Do CONSULTOR JURÍDICO:
Por Rodrigo Haidar
O ministro Ayres Britto, do Supremo Tribunal Federal, informou que o recurso do candidato ao governo do Distrito Federal, Joaquim Roriz (PSC), contra a Lei da Ficha Limpa, deve ser julgado pelo plenário do tribunal na próxima quarta-feira (22/9), 11 dias antes das eleições. Roriz contesta a decisão do Tribunal Superior Eleitoral que, por seis votos a um, barrou o registro de sua candidatura.

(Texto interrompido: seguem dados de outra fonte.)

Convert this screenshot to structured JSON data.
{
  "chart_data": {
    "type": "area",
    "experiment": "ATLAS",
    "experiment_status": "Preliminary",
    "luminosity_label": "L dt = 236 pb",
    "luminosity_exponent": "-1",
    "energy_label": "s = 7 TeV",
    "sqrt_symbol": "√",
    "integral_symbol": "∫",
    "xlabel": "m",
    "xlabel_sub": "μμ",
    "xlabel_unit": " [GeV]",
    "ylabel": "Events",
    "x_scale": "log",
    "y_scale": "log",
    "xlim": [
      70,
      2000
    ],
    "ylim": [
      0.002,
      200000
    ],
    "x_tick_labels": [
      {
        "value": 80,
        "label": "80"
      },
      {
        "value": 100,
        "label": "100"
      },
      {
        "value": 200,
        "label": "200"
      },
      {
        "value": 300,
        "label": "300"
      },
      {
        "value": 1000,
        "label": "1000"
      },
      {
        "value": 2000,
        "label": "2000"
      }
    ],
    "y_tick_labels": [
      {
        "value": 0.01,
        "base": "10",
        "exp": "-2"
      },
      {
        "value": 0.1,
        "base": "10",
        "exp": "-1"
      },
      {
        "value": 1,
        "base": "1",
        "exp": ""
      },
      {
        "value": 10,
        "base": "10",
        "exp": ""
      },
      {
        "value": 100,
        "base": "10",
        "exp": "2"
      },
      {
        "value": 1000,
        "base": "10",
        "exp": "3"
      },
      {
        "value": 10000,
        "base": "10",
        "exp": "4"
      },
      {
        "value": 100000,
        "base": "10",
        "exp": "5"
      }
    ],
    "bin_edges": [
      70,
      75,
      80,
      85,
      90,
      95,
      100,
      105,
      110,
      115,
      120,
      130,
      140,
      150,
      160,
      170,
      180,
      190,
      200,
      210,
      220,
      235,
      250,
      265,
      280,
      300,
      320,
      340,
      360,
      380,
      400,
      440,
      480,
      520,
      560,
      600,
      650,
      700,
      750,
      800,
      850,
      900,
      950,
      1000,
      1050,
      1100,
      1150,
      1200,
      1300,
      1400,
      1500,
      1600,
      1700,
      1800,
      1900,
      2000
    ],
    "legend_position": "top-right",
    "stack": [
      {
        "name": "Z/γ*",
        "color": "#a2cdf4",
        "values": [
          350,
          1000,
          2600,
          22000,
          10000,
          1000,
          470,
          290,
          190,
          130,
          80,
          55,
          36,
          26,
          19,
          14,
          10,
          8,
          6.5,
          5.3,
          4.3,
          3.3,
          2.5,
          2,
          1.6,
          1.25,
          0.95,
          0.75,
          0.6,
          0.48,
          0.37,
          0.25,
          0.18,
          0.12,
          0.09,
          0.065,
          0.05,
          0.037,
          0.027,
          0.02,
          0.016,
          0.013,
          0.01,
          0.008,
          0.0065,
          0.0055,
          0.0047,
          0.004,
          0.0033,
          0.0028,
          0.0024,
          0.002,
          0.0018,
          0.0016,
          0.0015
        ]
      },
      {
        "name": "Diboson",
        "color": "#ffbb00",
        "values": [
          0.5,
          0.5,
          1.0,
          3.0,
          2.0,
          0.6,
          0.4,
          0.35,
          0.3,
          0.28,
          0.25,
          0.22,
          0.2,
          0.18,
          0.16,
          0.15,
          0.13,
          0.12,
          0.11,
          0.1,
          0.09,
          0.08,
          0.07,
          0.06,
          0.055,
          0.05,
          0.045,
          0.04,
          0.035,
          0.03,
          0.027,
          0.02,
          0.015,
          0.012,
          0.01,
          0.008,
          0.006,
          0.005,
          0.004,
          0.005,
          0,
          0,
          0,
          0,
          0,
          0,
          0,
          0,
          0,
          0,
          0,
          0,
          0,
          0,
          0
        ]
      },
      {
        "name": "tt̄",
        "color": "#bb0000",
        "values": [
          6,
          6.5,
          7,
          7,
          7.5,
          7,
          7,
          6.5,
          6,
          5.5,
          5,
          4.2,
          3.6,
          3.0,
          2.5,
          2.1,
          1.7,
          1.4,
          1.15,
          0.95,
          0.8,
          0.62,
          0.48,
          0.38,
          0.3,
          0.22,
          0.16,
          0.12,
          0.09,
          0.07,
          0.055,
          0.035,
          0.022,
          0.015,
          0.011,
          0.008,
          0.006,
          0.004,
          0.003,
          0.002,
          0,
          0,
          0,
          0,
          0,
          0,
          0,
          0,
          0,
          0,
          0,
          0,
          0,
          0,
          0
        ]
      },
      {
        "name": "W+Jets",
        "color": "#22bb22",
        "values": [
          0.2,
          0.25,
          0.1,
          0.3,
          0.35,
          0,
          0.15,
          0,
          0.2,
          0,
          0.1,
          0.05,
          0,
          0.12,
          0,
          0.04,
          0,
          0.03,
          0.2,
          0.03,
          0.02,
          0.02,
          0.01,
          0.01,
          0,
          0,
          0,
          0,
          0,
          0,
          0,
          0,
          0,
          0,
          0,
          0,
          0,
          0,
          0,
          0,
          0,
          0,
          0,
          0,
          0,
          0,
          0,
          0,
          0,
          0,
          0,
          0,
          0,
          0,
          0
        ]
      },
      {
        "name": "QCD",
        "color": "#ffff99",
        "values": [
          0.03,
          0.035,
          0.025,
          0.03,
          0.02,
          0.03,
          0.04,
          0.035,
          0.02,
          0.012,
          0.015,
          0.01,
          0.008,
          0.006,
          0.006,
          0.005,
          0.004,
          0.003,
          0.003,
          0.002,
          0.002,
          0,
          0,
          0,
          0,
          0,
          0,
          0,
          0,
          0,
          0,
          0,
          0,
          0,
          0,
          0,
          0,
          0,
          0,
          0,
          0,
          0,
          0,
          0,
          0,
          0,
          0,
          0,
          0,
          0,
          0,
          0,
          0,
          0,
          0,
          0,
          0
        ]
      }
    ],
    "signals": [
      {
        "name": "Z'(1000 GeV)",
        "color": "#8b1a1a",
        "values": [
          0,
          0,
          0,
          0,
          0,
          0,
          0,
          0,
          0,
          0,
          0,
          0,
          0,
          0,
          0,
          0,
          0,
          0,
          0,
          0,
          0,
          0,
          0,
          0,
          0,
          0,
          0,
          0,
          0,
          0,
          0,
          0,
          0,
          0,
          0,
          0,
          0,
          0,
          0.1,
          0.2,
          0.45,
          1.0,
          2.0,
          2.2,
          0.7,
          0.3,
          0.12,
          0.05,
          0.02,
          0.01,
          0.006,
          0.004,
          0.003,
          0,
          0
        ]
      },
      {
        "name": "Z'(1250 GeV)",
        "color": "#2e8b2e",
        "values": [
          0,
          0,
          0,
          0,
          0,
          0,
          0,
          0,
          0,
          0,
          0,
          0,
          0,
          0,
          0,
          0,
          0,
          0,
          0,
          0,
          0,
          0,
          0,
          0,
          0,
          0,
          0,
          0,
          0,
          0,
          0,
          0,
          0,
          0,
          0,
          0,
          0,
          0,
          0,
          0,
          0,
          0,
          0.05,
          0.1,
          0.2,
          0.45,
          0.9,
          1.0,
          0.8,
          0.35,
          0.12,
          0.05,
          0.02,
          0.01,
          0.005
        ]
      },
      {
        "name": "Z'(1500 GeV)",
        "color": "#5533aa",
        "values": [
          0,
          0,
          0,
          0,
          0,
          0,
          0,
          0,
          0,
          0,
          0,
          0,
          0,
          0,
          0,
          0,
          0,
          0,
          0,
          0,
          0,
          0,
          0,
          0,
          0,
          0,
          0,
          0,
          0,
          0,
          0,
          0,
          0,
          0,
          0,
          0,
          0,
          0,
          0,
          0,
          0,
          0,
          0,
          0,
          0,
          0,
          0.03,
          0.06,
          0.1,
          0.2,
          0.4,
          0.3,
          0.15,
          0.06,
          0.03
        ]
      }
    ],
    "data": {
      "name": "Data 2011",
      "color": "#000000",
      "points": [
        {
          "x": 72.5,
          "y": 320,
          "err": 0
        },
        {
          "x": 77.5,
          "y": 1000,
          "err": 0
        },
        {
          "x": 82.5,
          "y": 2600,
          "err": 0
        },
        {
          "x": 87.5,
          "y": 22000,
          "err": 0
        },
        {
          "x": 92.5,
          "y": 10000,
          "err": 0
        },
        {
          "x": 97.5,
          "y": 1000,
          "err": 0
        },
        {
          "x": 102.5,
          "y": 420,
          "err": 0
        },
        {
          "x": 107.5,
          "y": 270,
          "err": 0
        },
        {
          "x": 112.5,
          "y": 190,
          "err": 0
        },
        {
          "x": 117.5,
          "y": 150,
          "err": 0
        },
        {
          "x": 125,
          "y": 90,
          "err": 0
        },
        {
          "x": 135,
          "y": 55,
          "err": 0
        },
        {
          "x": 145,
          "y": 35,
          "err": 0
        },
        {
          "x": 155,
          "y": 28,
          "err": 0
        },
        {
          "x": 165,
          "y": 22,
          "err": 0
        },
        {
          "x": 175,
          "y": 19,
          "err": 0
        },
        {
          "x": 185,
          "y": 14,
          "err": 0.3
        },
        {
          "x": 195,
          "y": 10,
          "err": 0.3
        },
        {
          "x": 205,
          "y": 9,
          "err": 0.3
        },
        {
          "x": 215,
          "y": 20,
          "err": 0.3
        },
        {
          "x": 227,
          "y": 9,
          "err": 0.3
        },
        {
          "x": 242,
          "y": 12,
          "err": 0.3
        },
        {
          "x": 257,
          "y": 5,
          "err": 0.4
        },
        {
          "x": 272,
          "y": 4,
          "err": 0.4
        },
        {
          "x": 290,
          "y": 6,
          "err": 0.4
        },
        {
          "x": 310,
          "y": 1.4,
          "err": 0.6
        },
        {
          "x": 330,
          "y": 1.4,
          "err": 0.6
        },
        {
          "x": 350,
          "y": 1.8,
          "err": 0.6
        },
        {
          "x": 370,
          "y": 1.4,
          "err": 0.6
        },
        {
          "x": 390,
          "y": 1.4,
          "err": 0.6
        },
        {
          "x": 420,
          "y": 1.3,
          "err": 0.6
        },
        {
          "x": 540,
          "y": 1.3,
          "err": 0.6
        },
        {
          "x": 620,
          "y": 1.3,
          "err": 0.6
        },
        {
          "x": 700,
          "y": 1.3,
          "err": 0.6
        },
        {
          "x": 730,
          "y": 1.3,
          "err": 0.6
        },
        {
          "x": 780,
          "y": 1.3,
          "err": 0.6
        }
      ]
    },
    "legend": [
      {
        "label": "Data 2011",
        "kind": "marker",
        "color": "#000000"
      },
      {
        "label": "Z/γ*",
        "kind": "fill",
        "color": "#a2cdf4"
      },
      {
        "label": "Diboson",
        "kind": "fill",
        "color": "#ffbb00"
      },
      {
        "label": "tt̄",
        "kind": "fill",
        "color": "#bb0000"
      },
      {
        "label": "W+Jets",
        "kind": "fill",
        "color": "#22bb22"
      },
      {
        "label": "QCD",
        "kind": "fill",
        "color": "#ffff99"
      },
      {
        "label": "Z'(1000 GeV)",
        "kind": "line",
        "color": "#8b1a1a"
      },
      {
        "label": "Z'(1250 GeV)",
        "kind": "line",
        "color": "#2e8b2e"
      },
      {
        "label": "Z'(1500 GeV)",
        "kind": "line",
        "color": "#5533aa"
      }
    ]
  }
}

No TSE, a Lei Complementar 135/10 passou incólume a todos os ataques que sofreu. Os ministros eleitorais entenderam que a norma se aplica já nestas eleições, que não fere o princípio da irretroatividade da lei porque critério de inelegibilidade não é punição e que alcança os casos em que políticos renunciaram ao mandato para escapar de processos disciplinares, mesmo antes de as novas regras entrarem em vigor.
A expectativa é a de que o placar no Supremo, contra ou a favor da manutenção da lei, seja apertado. Muitos apostam em um empate em cinco votos a cinco, o que daria o direito de o presidente, Cezar Peluso, desempatar usando voto de desempate.
Mas ministros já adiantaram que, caso isso aconteça, levantarão um obstáculo: o de que a Constituição fala em votos de seis membros para declarar uma lei inconstitucional, e não em seis votos. Se esta posição prevalecer, a definição terá de esperar a indicação do presidente Luiz Inácio Lula da Silva para a vaga do ministro Eros Grau, que se aposentou em agosto.
O recurso de Joaquim Roriz ao TSE foi o primeiro caso de registro de candidatura indeferido com base na Lei da Ficha Limpa em razão de renúncia para escapar de processo de cassação de mandato. Roriz renunciou em 2007 depois que conversas de uma investigação em que aparecia combinando a divisão de um cheque de R$ 2,2 milhões do empresário do ramo de transportes Nenê Constantino vieram a público.
O PSOL entrou com representação contra o então senador. Com a forte probabilidade de que sofreria um processo por quebra de decoro no Congresso, Roriz deixou o mandato no dia em que o Conselho de Ética se reuniu para decidir se abria ou não processo de cassação contra ele.
Renúncia punida
No julgamento do TSE, o relator do processo, ministro Arnaldo Versiani, sustentou que não cabe à Justiça Eleitoral avaliar se o político sofreria ou não a perda do seu mandato quando renunciou. Mas apenas tem de verificar se deixou o mandato depois de representação capaz de cassar o mandato contra ele.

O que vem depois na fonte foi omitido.